Advertisement

Walter Ballard, 93; Pioneering Airmail Pilot

Share

Walter Ballard, credited with piloting the plane that carried the nation’s first load of transcontinental airmail in 1932, died Sunday at his home in La Mesa at 93.

A devotee of fast cars and stunt flying in the embryonic days of both cars and planes, Ballard was a pilot for American Airways, now American Airlines, in 1932, when he flew the first hop--from San Diego’s Lindbergh Field to Phoenix--of the first transcontinental mail delivery.

Ballard, who lived in the San Diego area for about 30 years, had learned to fly at North Island Naval Air Station in Coronado during World War I and commanded various naval air stations in the United States during World War II, said his wife, Susan. She added that he logged more than 3 million air miles and 20,000 flying hours in 25 different types of planes.

Advertisement

“Walter was a slice of early aviation history,” said Edwin McKellar, executive director of the San Diego Aerospace Museum. “He will be greatly missed at the museum, where he spent many hours and years helping to restore planes in our collection.”

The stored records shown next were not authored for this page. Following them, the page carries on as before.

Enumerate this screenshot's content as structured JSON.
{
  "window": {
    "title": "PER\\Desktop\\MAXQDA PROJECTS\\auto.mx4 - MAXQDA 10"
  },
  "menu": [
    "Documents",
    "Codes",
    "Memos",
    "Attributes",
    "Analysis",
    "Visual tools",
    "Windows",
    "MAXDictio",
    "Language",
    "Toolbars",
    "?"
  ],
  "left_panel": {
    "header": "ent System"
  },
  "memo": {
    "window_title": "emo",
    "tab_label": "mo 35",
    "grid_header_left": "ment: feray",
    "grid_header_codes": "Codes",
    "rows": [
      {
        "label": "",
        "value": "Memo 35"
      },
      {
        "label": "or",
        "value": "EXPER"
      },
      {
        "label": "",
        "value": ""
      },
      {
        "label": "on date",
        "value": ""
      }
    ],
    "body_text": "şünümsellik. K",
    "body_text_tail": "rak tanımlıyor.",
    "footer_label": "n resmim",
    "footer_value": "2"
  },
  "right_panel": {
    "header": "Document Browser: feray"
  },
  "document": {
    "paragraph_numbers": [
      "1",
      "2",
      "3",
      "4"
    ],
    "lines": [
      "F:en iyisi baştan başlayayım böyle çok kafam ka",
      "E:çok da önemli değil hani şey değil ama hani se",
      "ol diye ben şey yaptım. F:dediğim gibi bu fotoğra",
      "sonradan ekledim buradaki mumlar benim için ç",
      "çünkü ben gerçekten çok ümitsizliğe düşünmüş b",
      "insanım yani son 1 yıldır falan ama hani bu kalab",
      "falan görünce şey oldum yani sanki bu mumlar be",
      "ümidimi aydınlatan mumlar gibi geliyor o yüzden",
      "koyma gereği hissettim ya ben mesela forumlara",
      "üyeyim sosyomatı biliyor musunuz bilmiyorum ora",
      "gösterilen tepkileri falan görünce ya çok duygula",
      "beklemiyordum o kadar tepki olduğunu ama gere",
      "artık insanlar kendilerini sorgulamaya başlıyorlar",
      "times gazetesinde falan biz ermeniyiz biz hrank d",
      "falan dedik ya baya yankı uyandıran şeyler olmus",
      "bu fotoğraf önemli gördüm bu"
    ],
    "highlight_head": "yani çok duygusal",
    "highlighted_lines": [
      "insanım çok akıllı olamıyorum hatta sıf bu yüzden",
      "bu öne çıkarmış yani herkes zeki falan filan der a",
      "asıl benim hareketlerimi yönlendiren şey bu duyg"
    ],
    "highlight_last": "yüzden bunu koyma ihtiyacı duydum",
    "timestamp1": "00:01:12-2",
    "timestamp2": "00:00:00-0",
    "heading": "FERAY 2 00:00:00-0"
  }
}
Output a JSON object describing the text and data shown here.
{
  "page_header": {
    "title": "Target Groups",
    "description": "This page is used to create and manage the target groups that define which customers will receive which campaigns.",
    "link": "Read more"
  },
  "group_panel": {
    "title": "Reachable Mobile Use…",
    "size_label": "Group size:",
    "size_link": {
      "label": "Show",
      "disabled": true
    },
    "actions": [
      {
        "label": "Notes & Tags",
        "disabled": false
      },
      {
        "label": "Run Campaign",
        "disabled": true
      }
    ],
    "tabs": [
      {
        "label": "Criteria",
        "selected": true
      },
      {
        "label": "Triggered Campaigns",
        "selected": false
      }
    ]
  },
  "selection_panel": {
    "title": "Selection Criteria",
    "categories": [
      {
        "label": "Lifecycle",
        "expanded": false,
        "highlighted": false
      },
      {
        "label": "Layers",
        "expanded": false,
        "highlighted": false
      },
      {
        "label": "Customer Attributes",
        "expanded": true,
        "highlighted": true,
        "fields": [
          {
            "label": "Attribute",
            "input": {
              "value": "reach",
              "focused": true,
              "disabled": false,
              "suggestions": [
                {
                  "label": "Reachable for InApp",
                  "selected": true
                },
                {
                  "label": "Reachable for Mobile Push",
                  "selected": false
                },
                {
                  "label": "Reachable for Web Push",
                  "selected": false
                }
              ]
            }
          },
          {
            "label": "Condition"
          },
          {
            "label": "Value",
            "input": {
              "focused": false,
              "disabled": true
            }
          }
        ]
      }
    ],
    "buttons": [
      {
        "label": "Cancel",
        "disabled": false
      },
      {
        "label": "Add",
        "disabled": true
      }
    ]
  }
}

Ballard had been a volunteer at the museum until a few months before his death.

Among the planes he helped restore was a 1917 Curtiss JN4-D “Jenny,” in which Ballard learned to fly during World War I. The war ended just as he finished training.

“We put in 10 hours a day at North Island, learning almost everything there was to know about airplanes,” he said a few years ago. “It didn’t seem right to let all that training go to waste.”

After World War II he sold real estate in the San Diego area.